09:02 AM EDT, 06/13/2024 (MT Newswires) -- Signet Jewelers ( SIG ) reported lower fiscal first-quarter results on an annual basis on Thursday, but earnings topped market expectations, while the company reaffirmed its full-year outlook.
The owner of store chains including Kay Jewelers posted adjusted earnings of $1.11 per share for the quarter ended May 4, down from $1.78 the year before. The consensus on Capital IQ was for normalized EPS of $0.98. Sales fell 9.4% to $1.51 billion, just shy of the Street's view for $1.52 billion.
Same-store sales dropped 8.9%, worse than the 8.1% decrease modeled by analysts. "Our results reflect notable acceleration from a sluggish February to the top half of expectations, with an even stronger May," Chief Executive Virginia Drosos said in a statement.
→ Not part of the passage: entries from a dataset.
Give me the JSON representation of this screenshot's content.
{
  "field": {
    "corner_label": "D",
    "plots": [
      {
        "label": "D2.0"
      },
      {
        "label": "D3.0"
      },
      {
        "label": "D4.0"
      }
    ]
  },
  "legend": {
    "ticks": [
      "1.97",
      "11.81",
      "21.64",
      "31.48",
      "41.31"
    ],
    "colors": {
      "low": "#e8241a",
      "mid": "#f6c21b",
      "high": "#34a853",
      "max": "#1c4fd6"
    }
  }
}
The stock was down 1.3% in premarket activity.
Revenue in North America slipped 9% to $1.42 billion, as comparable sales sunk 9.2%. International sales dove 17% to $77.2 million, with same-store sales sliding 3.2%. Both segments were impacted by lower transactions, according to the company.
"Compared to the previous quarter, we increased North America engagement unit sales by 400 basis points excluding digital banners," according to Drosos. "Further, customers continue to respond well to our new product offerings and loyalty program, reflected in a meaningful improvement in comparable sales for fashion since February."
Signet continues to project adjusted EPS of $9.90 to $11.52 for fiscal 2025, while the Street is looking for $10.50. The company lifted its bottom line guidance in April from the prior forecast of $9.08 to $10.48. It also reiterated its adjusted sales outlook range of $6.66 billion to $7.02 billion and same-store sales to be between a 4.5% decline to a 0.5% increase.
For the ongoing quarter, the diamond jewelry retailer anticipates sales of $1.46 billion to $1.52 billion on an adjusted basis. Adjusted same-store sales are pegged to decrease by 2% to 6% for the period. "We expect continued momentum in the second quarter, leading to a positive same store sales inflection in the second half of Fiscal 2025," Drosos said.